Speedrunners come in all sorts, focused on all genres of gaming. But there’s a sizable contingent of them who focus on older Nintendo games and other vintage titles you might’ve seen in the oft-opened cabinet of an entertainment system during the 80s and 90s, stored alongside VHS players and stacks of tapes.
That’s the vibe speedrunner/speedrunning historian Summoning Salt is going for with his new project: A series of VHS tapes containing some of his top YouTube videos.
Perhaps best known as a top speedrunning recordholder for the 1987 Nintendo game Mike Tyson’s Punch-Out!!, Summoning Salt is also a consistent uploader of documentary-style videos that chronicle the history of speedrunning in certain games, as well as fellow speedrunners’ rises to success.
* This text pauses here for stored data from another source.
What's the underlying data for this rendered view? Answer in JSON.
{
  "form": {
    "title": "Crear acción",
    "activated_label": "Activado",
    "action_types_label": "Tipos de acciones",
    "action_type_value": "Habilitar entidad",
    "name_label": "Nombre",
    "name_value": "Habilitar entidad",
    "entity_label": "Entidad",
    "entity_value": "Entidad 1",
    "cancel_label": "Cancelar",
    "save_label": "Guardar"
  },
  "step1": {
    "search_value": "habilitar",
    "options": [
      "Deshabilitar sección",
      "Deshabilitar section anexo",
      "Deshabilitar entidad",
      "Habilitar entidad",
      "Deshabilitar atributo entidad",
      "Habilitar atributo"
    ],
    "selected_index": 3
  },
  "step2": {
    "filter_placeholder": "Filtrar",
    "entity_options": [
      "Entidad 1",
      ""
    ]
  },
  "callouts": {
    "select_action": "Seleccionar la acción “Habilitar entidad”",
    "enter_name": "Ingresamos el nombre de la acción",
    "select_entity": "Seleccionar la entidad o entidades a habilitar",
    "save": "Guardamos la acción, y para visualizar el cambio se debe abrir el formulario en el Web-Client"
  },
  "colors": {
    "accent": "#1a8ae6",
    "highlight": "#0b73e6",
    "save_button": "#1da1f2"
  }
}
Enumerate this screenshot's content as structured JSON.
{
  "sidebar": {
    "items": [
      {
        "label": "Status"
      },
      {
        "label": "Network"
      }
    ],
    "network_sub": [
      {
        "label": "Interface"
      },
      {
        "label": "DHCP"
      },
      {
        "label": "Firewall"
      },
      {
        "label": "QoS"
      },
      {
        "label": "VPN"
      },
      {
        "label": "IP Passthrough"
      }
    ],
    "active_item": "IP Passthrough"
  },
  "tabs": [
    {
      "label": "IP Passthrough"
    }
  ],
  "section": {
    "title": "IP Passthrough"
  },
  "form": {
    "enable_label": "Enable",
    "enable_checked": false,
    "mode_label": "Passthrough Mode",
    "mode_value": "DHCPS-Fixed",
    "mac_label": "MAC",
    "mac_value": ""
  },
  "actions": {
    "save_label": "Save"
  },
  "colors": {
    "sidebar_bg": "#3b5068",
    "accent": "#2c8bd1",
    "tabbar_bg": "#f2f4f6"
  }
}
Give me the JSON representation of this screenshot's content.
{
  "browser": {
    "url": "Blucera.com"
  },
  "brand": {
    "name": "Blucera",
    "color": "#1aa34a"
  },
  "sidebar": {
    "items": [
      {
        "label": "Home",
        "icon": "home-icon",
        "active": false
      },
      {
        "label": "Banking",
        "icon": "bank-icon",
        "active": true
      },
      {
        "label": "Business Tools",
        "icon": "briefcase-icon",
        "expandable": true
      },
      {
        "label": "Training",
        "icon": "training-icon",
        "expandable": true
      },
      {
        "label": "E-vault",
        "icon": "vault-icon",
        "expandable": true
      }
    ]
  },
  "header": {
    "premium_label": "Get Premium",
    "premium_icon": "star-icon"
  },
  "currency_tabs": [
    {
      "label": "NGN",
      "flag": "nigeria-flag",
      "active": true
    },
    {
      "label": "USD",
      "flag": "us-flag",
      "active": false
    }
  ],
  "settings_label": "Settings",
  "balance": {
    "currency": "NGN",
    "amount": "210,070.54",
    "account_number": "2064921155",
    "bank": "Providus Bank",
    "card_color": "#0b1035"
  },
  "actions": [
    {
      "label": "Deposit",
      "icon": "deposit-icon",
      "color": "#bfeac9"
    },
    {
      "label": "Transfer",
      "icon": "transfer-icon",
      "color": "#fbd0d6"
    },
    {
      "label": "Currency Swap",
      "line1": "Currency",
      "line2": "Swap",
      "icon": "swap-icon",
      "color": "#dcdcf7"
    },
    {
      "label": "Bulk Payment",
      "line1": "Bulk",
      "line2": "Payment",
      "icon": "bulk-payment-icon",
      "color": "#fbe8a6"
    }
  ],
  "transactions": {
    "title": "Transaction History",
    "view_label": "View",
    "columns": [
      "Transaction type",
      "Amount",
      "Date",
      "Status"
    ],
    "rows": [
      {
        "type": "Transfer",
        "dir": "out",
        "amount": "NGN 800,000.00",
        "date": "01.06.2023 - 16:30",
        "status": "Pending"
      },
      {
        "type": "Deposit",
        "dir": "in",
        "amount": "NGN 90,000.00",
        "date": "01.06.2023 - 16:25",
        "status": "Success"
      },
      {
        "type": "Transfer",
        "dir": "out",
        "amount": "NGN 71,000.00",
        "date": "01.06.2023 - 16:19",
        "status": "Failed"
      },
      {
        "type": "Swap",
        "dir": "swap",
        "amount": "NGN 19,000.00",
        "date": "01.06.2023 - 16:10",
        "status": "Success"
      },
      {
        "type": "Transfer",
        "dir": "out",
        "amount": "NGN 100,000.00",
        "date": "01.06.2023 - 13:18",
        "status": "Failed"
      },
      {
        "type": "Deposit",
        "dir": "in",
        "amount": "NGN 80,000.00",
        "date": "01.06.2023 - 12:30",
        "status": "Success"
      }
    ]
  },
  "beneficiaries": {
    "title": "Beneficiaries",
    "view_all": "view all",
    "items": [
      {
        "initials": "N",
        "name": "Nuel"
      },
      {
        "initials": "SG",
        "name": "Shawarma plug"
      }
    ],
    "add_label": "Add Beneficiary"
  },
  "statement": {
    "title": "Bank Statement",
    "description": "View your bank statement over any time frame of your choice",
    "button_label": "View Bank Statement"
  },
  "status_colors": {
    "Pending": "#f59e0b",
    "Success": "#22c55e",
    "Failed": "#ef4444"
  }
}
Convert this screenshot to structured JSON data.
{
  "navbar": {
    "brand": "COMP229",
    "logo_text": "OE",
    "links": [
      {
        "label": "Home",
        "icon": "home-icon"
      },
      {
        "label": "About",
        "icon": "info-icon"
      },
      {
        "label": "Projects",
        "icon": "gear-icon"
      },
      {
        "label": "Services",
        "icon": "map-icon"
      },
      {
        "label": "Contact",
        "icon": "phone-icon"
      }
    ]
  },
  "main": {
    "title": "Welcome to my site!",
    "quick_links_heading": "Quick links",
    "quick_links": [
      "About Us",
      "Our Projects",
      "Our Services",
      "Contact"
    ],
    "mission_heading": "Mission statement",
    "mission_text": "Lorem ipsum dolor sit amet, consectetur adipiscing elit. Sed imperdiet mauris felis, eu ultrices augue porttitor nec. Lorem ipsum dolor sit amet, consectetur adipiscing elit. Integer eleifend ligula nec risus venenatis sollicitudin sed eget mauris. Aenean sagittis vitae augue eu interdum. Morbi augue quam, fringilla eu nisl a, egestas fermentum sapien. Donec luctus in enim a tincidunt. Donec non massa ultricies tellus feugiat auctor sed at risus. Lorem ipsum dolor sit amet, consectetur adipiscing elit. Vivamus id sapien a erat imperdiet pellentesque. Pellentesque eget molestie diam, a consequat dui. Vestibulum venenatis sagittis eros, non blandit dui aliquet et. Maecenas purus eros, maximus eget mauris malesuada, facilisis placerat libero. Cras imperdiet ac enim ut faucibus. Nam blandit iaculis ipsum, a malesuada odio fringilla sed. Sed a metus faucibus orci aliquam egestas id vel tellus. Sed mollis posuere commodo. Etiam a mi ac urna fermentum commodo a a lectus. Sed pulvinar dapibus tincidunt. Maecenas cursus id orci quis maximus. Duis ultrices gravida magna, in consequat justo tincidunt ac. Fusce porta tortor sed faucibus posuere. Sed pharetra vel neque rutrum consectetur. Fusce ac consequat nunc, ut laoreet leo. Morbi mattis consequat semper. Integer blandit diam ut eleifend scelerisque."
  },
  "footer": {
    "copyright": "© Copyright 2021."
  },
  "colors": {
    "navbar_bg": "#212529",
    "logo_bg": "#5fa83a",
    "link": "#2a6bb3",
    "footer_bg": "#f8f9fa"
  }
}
He’s been making said documentaries since 2017, and now has over 2 million subscribers on YouTube.
He announced the VHS project in a June 19 video that also featured him revealing his face for the first time in his eight-year YouTube career. (He usually appears via voiceover.) He says that’s not going to be a regular thing; him appearing on camera was just to promote the inaugural installment of the VHS series.
The first VHS is a remaster of his 2023 YouTube video The History of Halo 2 World Records, edited to 4:3 so it’s playable on an old-school TV. It comes packaged just like the VHS tapes of yesteryear: custom glossy box art on a cardboard sleeve with a fully usable teal-colored tape inside.
The runtime? 59 minutes, thanks to a little extra content that “[shows] off what’s happened to the world record since the original release,” Summoning Salt said. “The only place to watch that is on this tape.”
Why do VHS, nearly 20 years after it went out of popular use? Summoning Salt has a simple explanation: “I love physical media, and I love the nostalgia of VHS. This is something I’ve wanted to do for a long time.”
“I want to a whole bunch of these going forward, with all my classic videos getting a release,” he added.
But that’ll only happen if this initial VHS is a success. Summoning Salt is selling them for $34.99 each (the equivalent of about twenty bucks when Halo 2 came out in 2004, and about $13.50 in 1990, when VHSes were really popping). That pre-production sale period only lasts two weeks, until July 3, and then viewers will have to wait between two and three months while the tapes are made and shipped to them. If that sounds like a long time, remember if you saw Jurassic Park in theaters in 1993, back when theater-exclusive windows were still a thing, you’d have to wait six months or more for it to come to home video.
You can check out Summoning Salt’s project on his website. We here at Tubefilter always have an eye out for interesting creator endeavors, and this one is a unique way to celebrate the simmering nostalgia that’s baked into speedrunning’s bones. We dig it.